Author: Kristina Cappuccilli
Anyone who has been to college knows that most impromptu flings lead to nothing but random drunk texting and Sunday morning walks of shame in heels and a Star Wars t-shirt. It’s a rite of passage that most college kids eventually go through, whether they’re initiating it themselves or stumbling blindly into it. It’s normal, it’s frequent, and it almost always ends as quickly as it starts up. Rewind back to a year ago and I would have changed that “almost always” to an “always,” because I was one of those college seniors who was looking for anything BUT a boyfriend. After being burned in the past and wasting time on pointless on again-off again relationships, I stepped into my senior year shoes as a girl on a mission to simply have a good time. No stress, no worry, and certainly no use of the term “boyfriend” in my vocabulary (drunk or sober).
Imagine my shock and surprise when I graduated in May with a BA in Communications, zero job prospects, and a freshman boyfriend named—to maintain some kind of privacy—MC. The long and short of it is quite simple really. Boy spots Girl. Girl pretends not to care. Boy continues to pursue. Girl still pretends not to care. Boy almost gives up. Girl changes her mind. Boy asks Girl out. Obviously, like any other normal relationship out there, there was more to it than just the standard X’s and O’s. But to save you the trouble of listening to the heart-wrenching details and dramatic dialogue, I’ll just leave it at this: He won me over, and I let him.
Before making it official, we both had worries about where exactly the relationship would go after I graduated. Let’s face it, dating someone who goes to the same college as you (in my case, a tiny school comprised of 1,500 undergrads) kind of sets you up for failure once you leave college behind and enter the real world. College is a bubble of a society, filled to the brim with people you either know or know of. And the people you don’t know? They’re still mixed into the equation thanks to Facebook and Twitter. You all live on the same campus, eat the same inedible food, and get obliterated on the same nights of the week. Despite conflicting class times and opposite work schedules, your daily routine is framed by the same borders. When all is said and done, at the end of the school day, you’re all in the same place.
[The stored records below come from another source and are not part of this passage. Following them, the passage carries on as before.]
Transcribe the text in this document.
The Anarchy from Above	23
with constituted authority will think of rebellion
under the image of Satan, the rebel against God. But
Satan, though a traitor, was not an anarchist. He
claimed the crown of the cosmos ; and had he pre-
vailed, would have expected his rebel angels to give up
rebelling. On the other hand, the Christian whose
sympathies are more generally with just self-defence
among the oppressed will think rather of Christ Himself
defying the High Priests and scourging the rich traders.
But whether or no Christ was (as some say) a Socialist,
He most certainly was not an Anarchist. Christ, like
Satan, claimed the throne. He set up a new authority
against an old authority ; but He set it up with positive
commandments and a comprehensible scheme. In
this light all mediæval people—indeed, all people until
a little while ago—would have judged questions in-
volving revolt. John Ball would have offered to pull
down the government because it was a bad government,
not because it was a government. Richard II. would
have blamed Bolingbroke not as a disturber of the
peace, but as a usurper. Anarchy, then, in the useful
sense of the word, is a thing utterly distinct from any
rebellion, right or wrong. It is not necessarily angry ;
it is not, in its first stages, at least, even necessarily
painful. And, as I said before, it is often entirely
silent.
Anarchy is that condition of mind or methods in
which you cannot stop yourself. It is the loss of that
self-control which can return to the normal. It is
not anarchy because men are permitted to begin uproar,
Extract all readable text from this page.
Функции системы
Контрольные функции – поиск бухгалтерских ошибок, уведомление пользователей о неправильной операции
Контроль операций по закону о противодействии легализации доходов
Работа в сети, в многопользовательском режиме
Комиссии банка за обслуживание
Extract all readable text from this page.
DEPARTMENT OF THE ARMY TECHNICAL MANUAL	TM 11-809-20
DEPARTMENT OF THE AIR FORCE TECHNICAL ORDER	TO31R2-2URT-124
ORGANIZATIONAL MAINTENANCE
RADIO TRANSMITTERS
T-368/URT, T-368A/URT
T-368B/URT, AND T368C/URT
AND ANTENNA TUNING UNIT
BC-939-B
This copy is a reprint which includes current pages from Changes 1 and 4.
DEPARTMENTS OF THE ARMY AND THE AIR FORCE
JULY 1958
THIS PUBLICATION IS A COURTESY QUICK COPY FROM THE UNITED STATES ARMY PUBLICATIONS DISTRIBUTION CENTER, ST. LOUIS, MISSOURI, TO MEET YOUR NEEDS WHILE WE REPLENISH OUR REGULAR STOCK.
So when I became a college alumni, I wasn’t just moving on from my best friends, or my dorm room, or four years of memories; but I was also replacing the comfort of a new college relationship with the uncertainties of a future outside of those familiarities. No more last minute trips to the Cafeteria or leisurely hours spent on the Quad. Every date, visit, and phone call had to work in accordance with a brand new life that I faced as a college graduate. The summer was a breeze. We worked it out as best we could despite living almost three hours away from each other. The real test began in the Fall, when MC returned to good ole’ college life and I was still testing the waters of unemployment.
My best attempt at defining this struggle is to compare it to a baby going through “teething.” Before “teething,” the baby is just chillin’. No real worries or problems in sight. And then BAM! Before the baby can even figure out what’s going on, all of these changes start happening. They’re painful, uncomfortable, and from the baby’s point of view, completely unnecessary. Life before teeth was cool, so why upset things now? What the baby—and we, as adults—don’t always realize is that we need to endure some pain in order to grow up and mature. There’s nothing we can do to stop the inevitable struggles, so we have to muster through it until we see that light at the end of the tunnel (be it in the form of chewable foods or adult relationships). It was a tough set of months, no doubt about it, but I wouldn’t take them back or change my decision to be in the relationship that I’m in now. Moving forward, I plan on using my experiences with MC not only to give readers advice, opinions, and a good laugh, but to learn from them myself. Figure out what we did wrong. Recognize how to go about a situation better than I initially approached it. Give him the no-so-subtle nudge that helps him make sense of things. Writing as a means of finding a solution, and bettering our relationship; or, as I like to refer to it, killing two squawking birds with one hell of a stone.